Where are the HNWIs moving?

Based on data collected over the past nine months, the HNWIs from the UK are expected to include 85 centi-millionaires and 10 billionaires. About 68 per cent are heading for Europe, with their favoured destinations being Italy, Malta, Greece, Portugal, Switzerland, Monaco, Cyprus, France, Spain, and the Netherlands.

Andrew Amoils, New World Wealth’s Head of Research, expects over 10 per cent of the UK’s centi-millionaires to exit the country this year. “Over 60 per cent of centi-millionaires are entrepreneurs and company founders, which makes them key to wealth creation.”

Amolis said, “The businesses they start-up have a significant positive spillover effect on the middle class as they create large numbers of well-paying jobs in their base country. It is also worth noting that most of the companies on the FTSE 100 were started by individuals who went on to become centi-millionaires.”

Moreover, the company said the total number of applications for investment migration programs from UK nationals received by Henley and Partners has risen by an astonishing 337 per cent in the last five years (2019 versus 2023 totals).

As Wakeling, head of Henley & Partners’ UK office said, “The last two quarters have both been record-breaking, with a 160 per cent increase in applications by UK-based investors for residence and citizenship by investment programs over the last six months (April to September 2024) compared to the previous six months (October 2023 to March 2024).”

High tax rates

The UK’s high tax rates and concerns about additional tax hikes are highlighted as among the main reasons Britons leave the UK.
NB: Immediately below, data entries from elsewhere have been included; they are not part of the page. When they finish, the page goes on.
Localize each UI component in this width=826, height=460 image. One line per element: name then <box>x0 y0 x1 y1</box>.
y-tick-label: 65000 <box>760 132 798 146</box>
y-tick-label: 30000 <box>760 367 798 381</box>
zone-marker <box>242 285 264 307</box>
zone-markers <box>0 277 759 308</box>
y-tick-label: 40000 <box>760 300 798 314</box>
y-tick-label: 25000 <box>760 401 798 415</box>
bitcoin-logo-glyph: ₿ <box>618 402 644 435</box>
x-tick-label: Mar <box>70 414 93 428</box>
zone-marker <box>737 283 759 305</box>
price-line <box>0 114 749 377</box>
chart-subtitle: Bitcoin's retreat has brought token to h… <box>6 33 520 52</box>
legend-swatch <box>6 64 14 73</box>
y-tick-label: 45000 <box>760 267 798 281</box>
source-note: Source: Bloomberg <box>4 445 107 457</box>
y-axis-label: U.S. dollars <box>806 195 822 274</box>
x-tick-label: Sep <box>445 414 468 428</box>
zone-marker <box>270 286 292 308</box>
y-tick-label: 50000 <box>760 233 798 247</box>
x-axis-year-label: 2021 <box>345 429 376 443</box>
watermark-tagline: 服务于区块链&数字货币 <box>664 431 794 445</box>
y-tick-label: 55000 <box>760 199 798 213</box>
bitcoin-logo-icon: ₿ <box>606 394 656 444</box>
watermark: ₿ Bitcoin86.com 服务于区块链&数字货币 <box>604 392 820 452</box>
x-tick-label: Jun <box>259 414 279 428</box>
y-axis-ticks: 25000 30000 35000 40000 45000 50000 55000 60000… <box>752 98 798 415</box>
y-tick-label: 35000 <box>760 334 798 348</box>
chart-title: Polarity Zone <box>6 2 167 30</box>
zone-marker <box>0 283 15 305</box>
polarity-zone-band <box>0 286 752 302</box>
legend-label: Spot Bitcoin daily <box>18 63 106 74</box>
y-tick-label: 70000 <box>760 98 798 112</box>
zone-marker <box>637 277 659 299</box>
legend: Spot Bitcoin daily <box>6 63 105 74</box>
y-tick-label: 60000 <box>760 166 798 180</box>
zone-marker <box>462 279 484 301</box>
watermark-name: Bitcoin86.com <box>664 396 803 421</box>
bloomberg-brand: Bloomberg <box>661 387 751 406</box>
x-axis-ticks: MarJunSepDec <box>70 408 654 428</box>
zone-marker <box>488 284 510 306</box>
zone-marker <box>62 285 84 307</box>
Wakeling says looking at the wealth migration data, “It’s clear that next year’s increase in tax for non-domiciled individuals prompted people to start considering leaving, and this had a domino effect on UK nationals when they realized that capital gains and inheritance tax were the last ones remaining that could be changed and make a difference to the budget shortfall.” Amoils agrees and points out that the UK’s capital gains tax and estate duty rates are among the highest in the world.